Christine and Millie were sold like products between owners through transactions, and were kidnapped for someone to gain a profit. They were of course, not treated with the dignity of that era’s white person. But the twins were so marveled and revered that their skin color, which was a large contributing factor to how one was categorized in 19th century America, was not the reason for their “oppression” as profitable products that traveled and entertained. There is an alternative situation to consider. If Millie and Christine were white, would perhaps they be treated differently, or if their deformity been taken advantage the exact same way?
Millie and Christine’s life raises the conversation discussing whether the twins were placed under the same oppression as black enslaved persons in America, even being born within a family under slavery. The twins were not set to work in the fields or care for their white masters as exploited labor. They traveled as commodities, displaying their talents as exhibitions for an audience. There are connections to be made, however, to the practice of slave traders commodifying their slaves as “products” to appear their fittest and most healthiest to gain a large profit. Such practices by slave traders included shaving men’s beards, plucking gray hairs and blackening them with dye, exercising slaves so their muscles stay toned, amongst other techniques “by which the traders turned people into things and then into money” (Johnson 119).
The twins do not speak much about slavery in their publication, considering it was for their audience, not abolitionists. Slavery is spoken more as a given fact of that time’s culture instead of a horrifying one, like financial transactions between owners instead of terrible exploitation. There is no incident spoken that is recalled to be graphic or violent that is usually described in an enslaved person’s experience, and they revere and compliment their white owners. According to their narrative, it appears that Mrs. Smith truly loved and appreciated the twins, but her efforts in educating the twins could be considered grooming them to perform for profit. It must also be mentioned that this publication was sold by their “agents”, who were their owners.

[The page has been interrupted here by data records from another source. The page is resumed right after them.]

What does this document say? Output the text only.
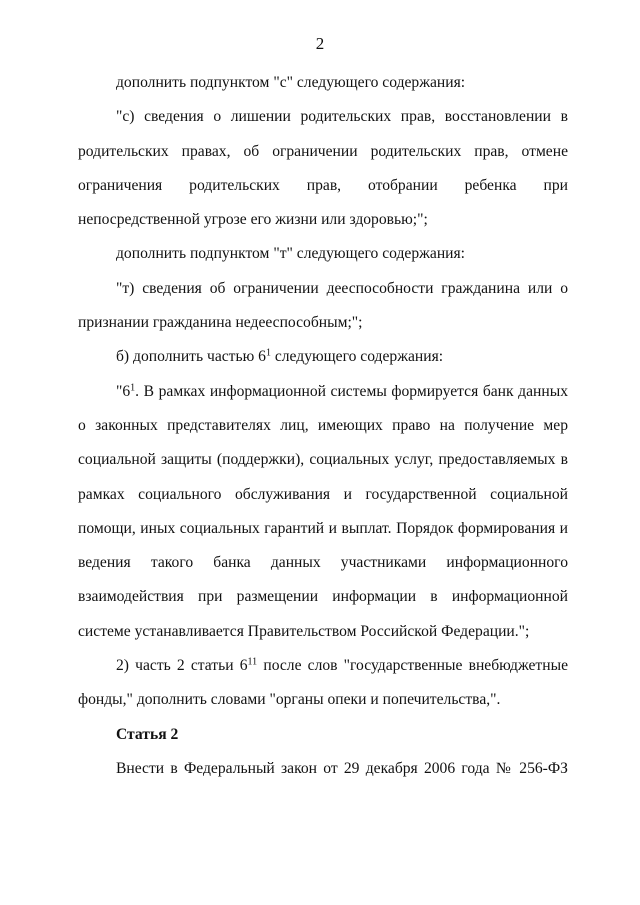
2

дополнить подпунктом "с" следующего содержания:

"с) сведения о лишении родительских прав, восстановлении в родительских правах, об ограничении родительских прав, отмене ограничения родительских прав, отобрании ребенка при непосредственной угрозе его жизни или здоровью;";

дополнить подпунктом "т" следующего содержания:

"т) сведения об ограничении дееспособности гражданина или о признании гражданина недееспособным;";

б) дополнить частью $6^1$ следующего содержания:

"$6^1$. В рамках информационной системы формируется банк данных о законных представителях лиц, имеющих право на получение мер социальной защиты (поддержки), социальных услуг, предоставляемых в рамках социального обслуживания и государственной социальной помощи, иных социальных гарантий и выплат. Порядок формирования и ведения такого банка данных участниками информационного взаимодействия при размещении информации в информационной системе устанавливается Правительством Российской Федерации.";

2) часть 2 статьи $6^{11}$ после слов "государственные внебюджетные фонды," дополнить словами "органы опеки и попечительства,".

Статья 2

Внести в Федеральный закон от 29 декабря 2006 года № 256-ФЗ
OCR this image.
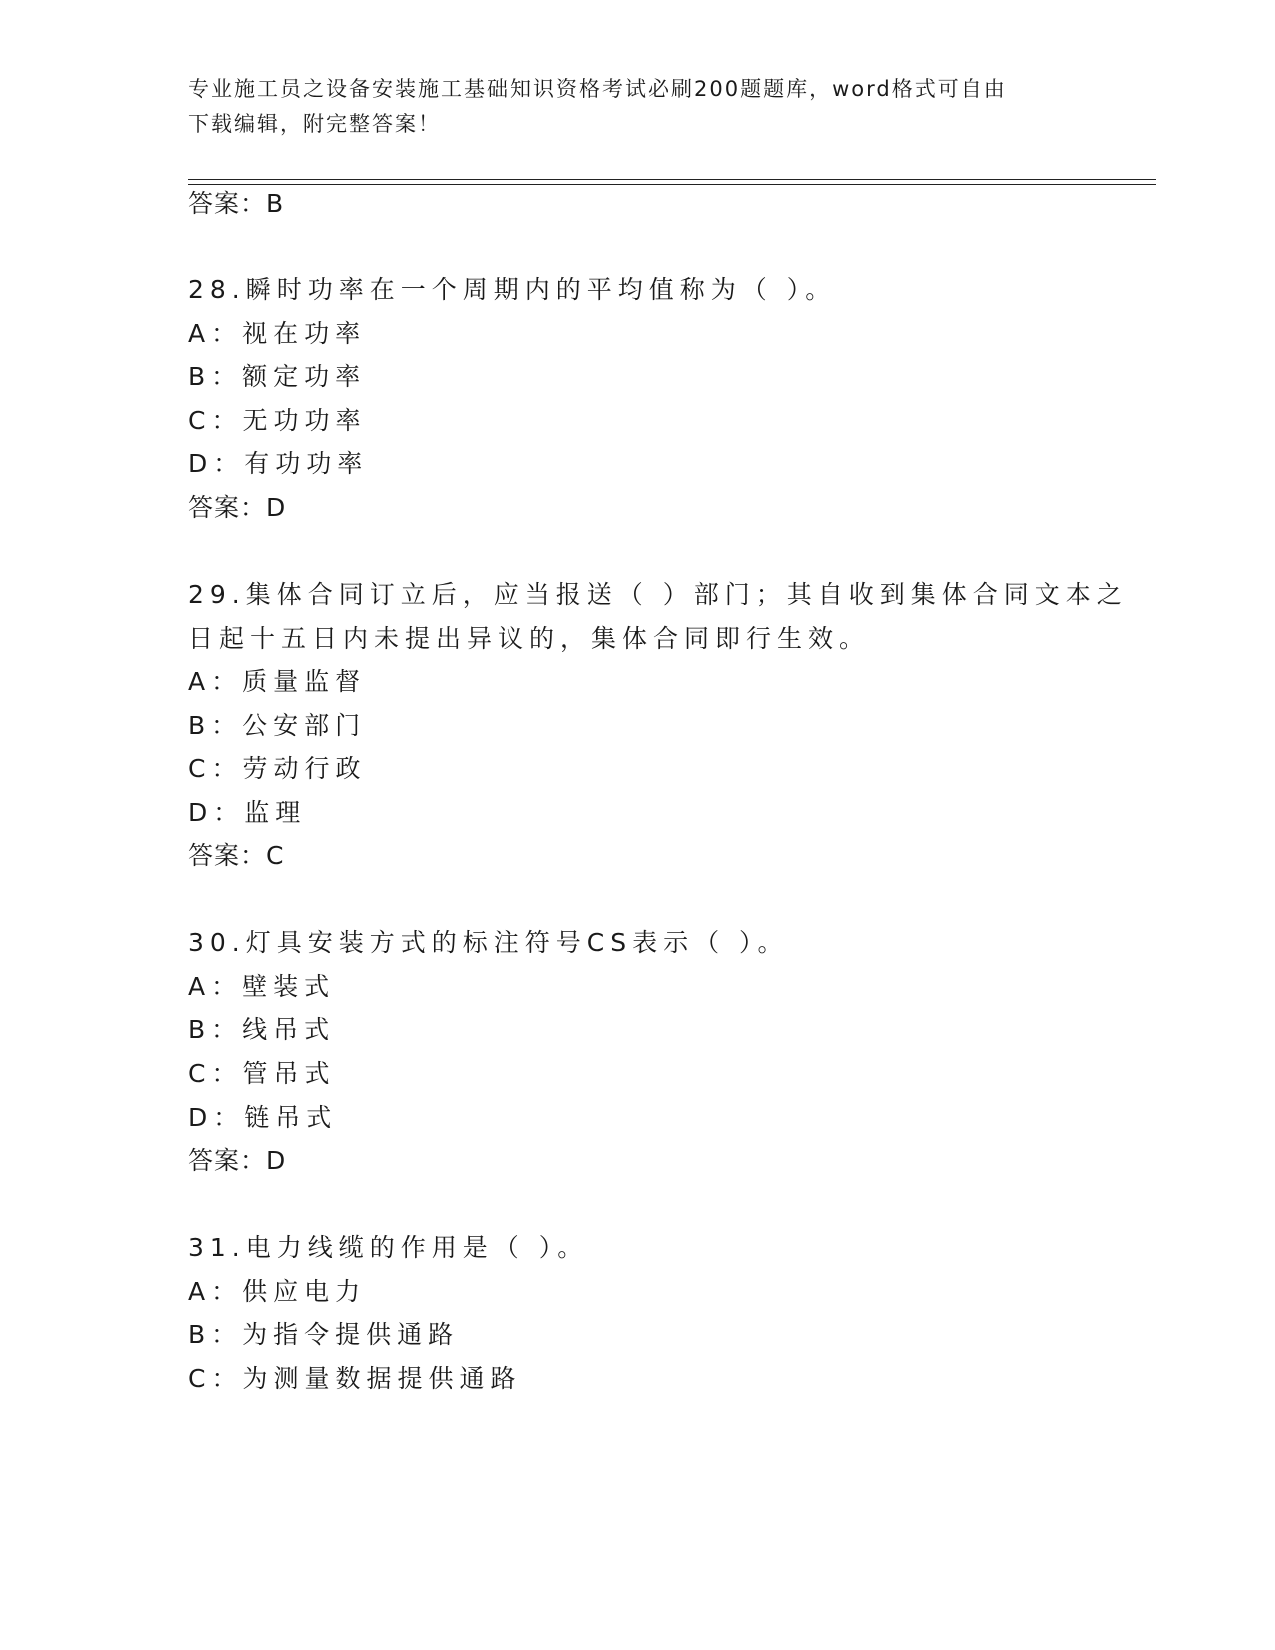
专业施工员之设备安装施工基础知识资格考试必刷200题题库，word格式可自由
下载编辑，附完整答案！
答案：B
28.瞬时功率在一个周期内的平均值称为（ ）。
A：视在功率
B：额定功率
C：无功功率
D：有功功率
答案：D
29.集体合同订立后，应当报送（ ）部门；其自收到集体合同文本之
日起十五日内未提出异议的，集体合同即行生效。
A：质量监督
B：公安部门
C：劳动行政
D：监理
答案：C
30.灯具安装方式的标注符号CS表示（ ）。
A：壁装式
B：线吊式
C：管吊式
D：链吊式
答案：D
31.电力线缆的作用是（ ）。
A：供应电力
B：为指令提供通路
C：为测量数据提供通路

The twins were of course viewed as some sort of product with services to sell, but they were differentiated from black enslaved persons, perhaps more “worthy” of white people’s attention and admiration. Practically celebrities, they even were gifted jewelry from Queen Victoria, and lived under seemingly caring owners who extensively strived to unite their family and provide an education for the twins. Their unique circumstance presents questioning if their deformity saved them from a lifetime of oppression, a different type of oppression, under typical enslavement. Did the twins even percieve themselves as oppressed at all? It may not be entirely clear, but perhaps Millie and Christine were very fortunate to have been bought under the “very giving” Smiths, who appear to have loved and worked hard for Mille and Christine and their family. Millie and Christine’s circumstances cannot be understood without the backdrop of slavery, however, where they were still considered products and not breathing, meaningful people.